My life's story is abundant in successes and failures.One time I remember all too vividly, was when I was sitting for my oral exams in German. Luckily,I had always been extremely adept at memorisisng data,so I went through the written part of the examination with remarkable ease.When the time came for me to perform orally,though......suffice it to say that it was a horrendous nightmare.I was sweating profusely and I could hardly breathe.I did manage to go through the questions posed fairly decently and by some miracle,I passed.The oral examination though,the way I see it today,from a teacher's angle,was a complete and utter flop.Not enough emphasis was placed on conducting oral lessons in the classroom,rather memorisation of literary texts,drawn out analyses of characters and grammar were favoured disproportionately in comparison to the development of oral skills.
On the other hand,what I consider a personal success story,was my unexpected high placement in the state exams for teacher placement-the very last time they were conducted.Admittedly,I didn't study extensively.But the couple of weeks I did,were spent on research and comparisons of teaching methodologies, listening to interviews,watching documentaries and/or movies on the subject.I discussed with colleagues over controversial teaching subjects,such as class management,discipline,grading and exams.I firmly believe that the above process was infinitely more helpful to me than if I had spent my entire time studying and memorisisng data,without so much as questioning or judging them.I attribute my success to the freedom I had to choose my own material,do my own research and form an opinion that was entirely my own.I did not get selected,unfortunately.But I feel myself fortunate to have been able to use all this newly-acquired knowledge on my numerous students in the last nine years-and with great success I might add.
So,for me to learn effectively,I need to be able to have the liberty to choose the material from which to derive the required knowledge.I will need to be given some resources,of course,based on which I can better judge on how to proceed.I need visual material,like videos,interviews or podcasts from a multitude of sources.I need to be free to engage in a fruitful discussion with like-minded people and colleagues,who can provide me with a different view or angle on the topic.I need the time to process the information in my own way,at my own pace,maybe even journal or blog about it.Then and only then will I own what I have learnt.

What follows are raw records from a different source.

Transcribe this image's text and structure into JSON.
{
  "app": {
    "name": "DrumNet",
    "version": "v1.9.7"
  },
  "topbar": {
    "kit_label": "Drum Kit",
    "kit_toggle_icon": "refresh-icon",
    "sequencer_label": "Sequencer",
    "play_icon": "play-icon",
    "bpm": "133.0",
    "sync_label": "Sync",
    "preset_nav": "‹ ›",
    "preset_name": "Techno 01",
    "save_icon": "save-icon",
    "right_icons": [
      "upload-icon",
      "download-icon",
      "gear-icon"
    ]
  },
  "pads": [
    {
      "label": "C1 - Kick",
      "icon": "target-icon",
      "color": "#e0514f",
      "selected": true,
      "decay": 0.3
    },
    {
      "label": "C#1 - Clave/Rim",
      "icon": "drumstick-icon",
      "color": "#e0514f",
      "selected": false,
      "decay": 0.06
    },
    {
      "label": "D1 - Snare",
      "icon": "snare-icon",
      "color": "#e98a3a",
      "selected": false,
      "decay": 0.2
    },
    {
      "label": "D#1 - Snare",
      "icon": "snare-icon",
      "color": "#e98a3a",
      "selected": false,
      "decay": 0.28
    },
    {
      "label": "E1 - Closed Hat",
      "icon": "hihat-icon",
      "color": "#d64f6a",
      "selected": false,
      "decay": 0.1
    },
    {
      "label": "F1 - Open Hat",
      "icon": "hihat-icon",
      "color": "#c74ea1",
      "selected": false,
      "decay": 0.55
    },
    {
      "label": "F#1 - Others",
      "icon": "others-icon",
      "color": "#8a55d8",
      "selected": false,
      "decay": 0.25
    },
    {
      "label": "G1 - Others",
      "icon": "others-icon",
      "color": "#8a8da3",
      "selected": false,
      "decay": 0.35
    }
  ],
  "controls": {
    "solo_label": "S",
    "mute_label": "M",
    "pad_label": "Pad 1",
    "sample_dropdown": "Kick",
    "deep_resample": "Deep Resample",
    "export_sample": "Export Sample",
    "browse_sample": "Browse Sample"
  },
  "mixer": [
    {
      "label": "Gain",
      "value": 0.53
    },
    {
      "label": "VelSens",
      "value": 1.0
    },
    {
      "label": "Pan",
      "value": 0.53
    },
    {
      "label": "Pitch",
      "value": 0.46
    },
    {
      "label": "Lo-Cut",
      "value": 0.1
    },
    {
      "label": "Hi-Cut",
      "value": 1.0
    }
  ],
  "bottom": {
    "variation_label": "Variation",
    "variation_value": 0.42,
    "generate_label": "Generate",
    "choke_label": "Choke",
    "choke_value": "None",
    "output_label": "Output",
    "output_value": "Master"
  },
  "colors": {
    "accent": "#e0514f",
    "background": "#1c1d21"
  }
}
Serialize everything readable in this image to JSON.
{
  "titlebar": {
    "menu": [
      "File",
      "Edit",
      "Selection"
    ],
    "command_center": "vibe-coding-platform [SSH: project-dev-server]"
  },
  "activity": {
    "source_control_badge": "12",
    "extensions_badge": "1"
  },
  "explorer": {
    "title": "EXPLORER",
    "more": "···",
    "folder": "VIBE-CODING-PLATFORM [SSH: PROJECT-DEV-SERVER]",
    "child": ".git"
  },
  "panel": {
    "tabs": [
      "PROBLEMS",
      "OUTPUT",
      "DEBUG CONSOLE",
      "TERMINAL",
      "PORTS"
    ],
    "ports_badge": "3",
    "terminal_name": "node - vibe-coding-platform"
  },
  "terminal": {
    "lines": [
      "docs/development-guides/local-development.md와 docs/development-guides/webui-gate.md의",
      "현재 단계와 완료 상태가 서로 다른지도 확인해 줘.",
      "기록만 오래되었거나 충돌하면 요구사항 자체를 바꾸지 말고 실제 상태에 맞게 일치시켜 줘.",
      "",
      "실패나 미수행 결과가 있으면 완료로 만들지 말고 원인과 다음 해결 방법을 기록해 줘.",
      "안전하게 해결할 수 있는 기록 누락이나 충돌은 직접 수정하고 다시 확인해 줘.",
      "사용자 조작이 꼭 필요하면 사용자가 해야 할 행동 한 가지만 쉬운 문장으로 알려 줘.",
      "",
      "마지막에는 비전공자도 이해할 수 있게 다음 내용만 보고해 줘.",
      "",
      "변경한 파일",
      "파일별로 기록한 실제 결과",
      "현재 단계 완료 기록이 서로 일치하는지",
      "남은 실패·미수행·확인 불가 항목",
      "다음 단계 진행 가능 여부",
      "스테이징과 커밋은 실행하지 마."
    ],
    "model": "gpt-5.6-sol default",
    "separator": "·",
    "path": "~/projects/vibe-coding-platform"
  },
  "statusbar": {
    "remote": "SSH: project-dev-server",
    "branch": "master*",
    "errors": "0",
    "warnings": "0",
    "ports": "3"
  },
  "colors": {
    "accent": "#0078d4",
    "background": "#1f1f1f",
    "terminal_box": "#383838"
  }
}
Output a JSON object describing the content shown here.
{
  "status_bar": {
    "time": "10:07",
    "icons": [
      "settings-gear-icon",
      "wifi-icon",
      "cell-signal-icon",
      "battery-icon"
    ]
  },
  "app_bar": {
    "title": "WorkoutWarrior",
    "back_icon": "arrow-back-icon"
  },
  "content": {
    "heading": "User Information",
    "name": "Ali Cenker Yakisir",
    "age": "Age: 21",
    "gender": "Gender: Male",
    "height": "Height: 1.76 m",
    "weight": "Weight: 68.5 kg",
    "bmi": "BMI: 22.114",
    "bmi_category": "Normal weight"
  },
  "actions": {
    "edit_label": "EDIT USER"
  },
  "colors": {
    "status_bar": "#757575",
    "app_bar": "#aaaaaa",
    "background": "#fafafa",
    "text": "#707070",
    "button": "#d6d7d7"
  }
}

In my view,it was this freedom that allowed me to better integrate and consolidate the necessary data to perform successfully.This of course, applies to everyone and to a multitude of occasions-whether it is an everyday lesson or something more,something bigger,such as exams or a job opening.This is the exact freedom I endeavour to extend to my own students everytime I deliver a new lesson-both within and out of the classroom.Freedom to explore.Freedom to form one's own opinion and be able to voice sound judgment.Freedom to learn at one's own pace,without the stress of time and competition.Eventually,the freedom and power to gain essential knowledge,the kind that will remain with them for the rest of their lives.